Первой появилась Мод. Вид у неё был суровый и озабоченный; волосы спрятаны под тем же зелёным шёлковым платком, заколотым брошью чёрного янтаря с русалочкой. Встав в углу комнаты, она принялась внимательно изучать фотографический портрет Рандольфа Генри Падуба в серебряной рамке. Портрет располагался там, где женщины обычно держат фотографию отца или любовника – на небольшом секретере. Это был не седокудрый мудрец последних лет жизни, а более раннее изображение, с шапкой тёмных волос и дерзким взглядом – не поэт-викторианец, а прямо какой-то флибустьер. Мод приступила к семиотическому анализу. Всё имело своё особое значение. Увесистые литые завитки рамки, выбор из многих изображений Падуба именно, этого… Глаза поэта словно встречаются с твоими – пристальный взгляд из тех времён, когда ещё не знали моментальных снимков. Но самое интригующее и многозначительное – Беатриса предпочла портрету Эллен портрет самого поэта!..
Вслед за Мод в дверь позвонили Вэл с Эваном Макинтайром. Беатриса не совсем поняла смысл этого сочетания. Раньше, время от времени, она видела Вэл в Падубоведнике, та заходила, бывало, к Роланду и пялилась угрюмо из-под чёлки на исконных обитателей подземелья. Беатриса отметила про себя новое, слегка вызывающее сиянье, исходившее от Вэл, но благодаря своему научно-целеустремлённому уму не имела обыкновения думать о нескольких задачах сразу, и поэтому не стала подыскивать объяснения непонятному феномену. Эван похвалил Беатрису за присутствие духа и находчивость, с какой она подслушала тайные намерения Мортимера Собрайла и доложила о них, и заявил потирая руки, что «дело обещает быть чрезвычайно увлекательным». Всё это, вкупе с успехом пирога и мусса, приободрило мисс Пуховер, которая поначалу, встречая гостей, казалась подавленной и полной тревоги.
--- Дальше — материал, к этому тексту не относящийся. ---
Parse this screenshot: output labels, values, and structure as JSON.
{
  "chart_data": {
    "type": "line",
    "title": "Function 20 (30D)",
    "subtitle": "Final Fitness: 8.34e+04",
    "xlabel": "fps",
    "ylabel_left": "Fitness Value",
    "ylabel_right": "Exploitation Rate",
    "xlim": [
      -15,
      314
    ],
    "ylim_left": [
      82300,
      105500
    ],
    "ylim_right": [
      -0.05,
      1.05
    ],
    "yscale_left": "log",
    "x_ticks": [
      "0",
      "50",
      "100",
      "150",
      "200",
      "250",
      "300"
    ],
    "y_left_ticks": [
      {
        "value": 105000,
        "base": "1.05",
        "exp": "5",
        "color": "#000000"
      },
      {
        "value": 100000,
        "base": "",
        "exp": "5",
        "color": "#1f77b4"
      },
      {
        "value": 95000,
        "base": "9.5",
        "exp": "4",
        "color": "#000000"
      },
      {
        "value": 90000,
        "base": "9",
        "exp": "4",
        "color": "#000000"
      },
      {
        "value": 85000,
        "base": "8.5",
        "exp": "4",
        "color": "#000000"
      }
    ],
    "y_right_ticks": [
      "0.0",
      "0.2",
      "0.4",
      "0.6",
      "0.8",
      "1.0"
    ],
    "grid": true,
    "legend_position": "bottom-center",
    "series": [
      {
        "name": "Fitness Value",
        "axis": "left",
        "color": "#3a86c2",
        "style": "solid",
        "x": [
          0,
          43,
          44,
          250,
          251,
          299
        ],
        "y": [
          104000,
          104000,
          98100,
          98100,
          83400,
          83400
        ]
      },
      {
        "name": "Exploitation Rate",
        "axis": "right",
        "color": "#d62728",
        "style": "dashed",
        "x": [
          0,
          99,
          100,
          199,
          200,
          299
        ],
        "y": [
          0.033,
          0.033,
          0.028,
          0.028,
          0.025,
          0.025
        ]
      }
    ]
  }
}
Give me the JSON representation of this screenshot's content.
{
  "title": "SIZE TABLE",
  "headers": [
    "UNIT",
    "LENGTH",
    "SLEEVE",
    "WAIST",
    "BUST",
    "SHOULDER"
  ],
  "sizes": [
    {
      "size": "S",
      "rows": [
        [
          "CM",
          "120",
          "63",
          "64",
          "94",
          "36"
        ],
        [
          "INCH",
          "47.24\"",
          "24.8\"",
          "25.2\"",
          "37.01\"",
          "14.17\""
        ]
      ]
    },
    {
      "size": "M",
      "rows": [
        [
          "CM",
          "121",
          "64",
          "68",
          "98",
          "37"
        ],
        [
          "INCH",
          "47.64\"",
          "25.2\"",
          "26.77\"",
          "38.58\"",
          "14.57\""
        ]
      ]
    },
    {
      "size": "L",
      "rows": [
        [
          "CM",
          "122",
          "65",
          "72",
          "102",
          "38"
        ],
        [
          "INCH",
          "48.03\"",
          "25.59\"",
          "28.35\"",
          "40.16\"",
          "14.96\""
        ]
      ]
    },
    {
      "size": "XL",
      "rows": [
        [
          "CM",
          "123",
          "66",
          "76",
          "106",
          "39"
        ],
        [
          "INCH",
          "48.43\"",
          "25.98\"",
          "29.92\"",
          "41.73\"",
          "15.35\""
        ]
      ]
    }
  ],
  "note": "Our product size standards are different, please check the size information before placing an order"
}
Затем порог переступил Роланд и, не перекинувшись ни словом с Мод, завёл длинный разговор с Вэл о каком-то полчище одичавших кошек: как их лучше прокормить и кто позвонит в Общество помощи бездомным животным. Беатриса не расслышала молчания, повисшего между Роландом и Мод, и попросту не могла знать, что Роланд утаивает новости о Гонконге, Барселоне, Амстердаме.
С Аспидсом Беатриса сама связалась по телефону и сообщила ему вполне обыденным тоном, что доктор Бейли и Роланд Митчелл будут у неё – обсудить некоторые вопросы, связанные с перепиской Падуба и Ла Мотт, а также с возможными действиями профессора Собрайла, о которых она, Беатриса, недавно прознала. Открыв дверь последнему из ожидаемых гостей, Беатриса слегка опешила: Аспидс прибыл не один, а со спутницей.
– Позвольте представить вам профессора Леонору Стерн, – объявил Аспидс смущённо, но не без тайного удовольствия.
Леонора, в пурпурной шерстяной накидке с капюшоном, отороченной косицами из чёрных шёлковых нитей, в чёрных китайских шароварах и шёлковой алой гимнастёрке русского покроя навыпуск, была нынче особенно великолепна.
– Надеюсь, вы не против, что я заявилась? – отнеслась она к Беатрисе. – Обещаю никого не обижать, не притеснять. У меня в этом дельце собственный научный интерес.
Беатриса чувствовала, что её круглое лицо, обычно такое послушное, отказывается расцвести приветственной улыбкой.
– Ну пожалуйста. Я буду вести себя тихо как мышка. Могу поклясться любой клятвой – я здесь не затем, чтоб тайно или явно умыкать рукописи. Дайте мне только почитать эти треклятые письма одним глазком…
– Я думаю, профессор Стерн может быть нам очень полезна, – заверил Аспидс.
Беатриса открыла дверь наверх, и все гуськом по узкой лесенке взобрались в гостиную второго этажа. Беатриса заметила сложное молчание, наступившее за сухим кивком Аспидса в сторону Роланда, но уловить и тем более понять смысл долгих молчаливых объятий Леоноры и Мод (в которых растаяли объяснения и упрёки) оказалась не в силах.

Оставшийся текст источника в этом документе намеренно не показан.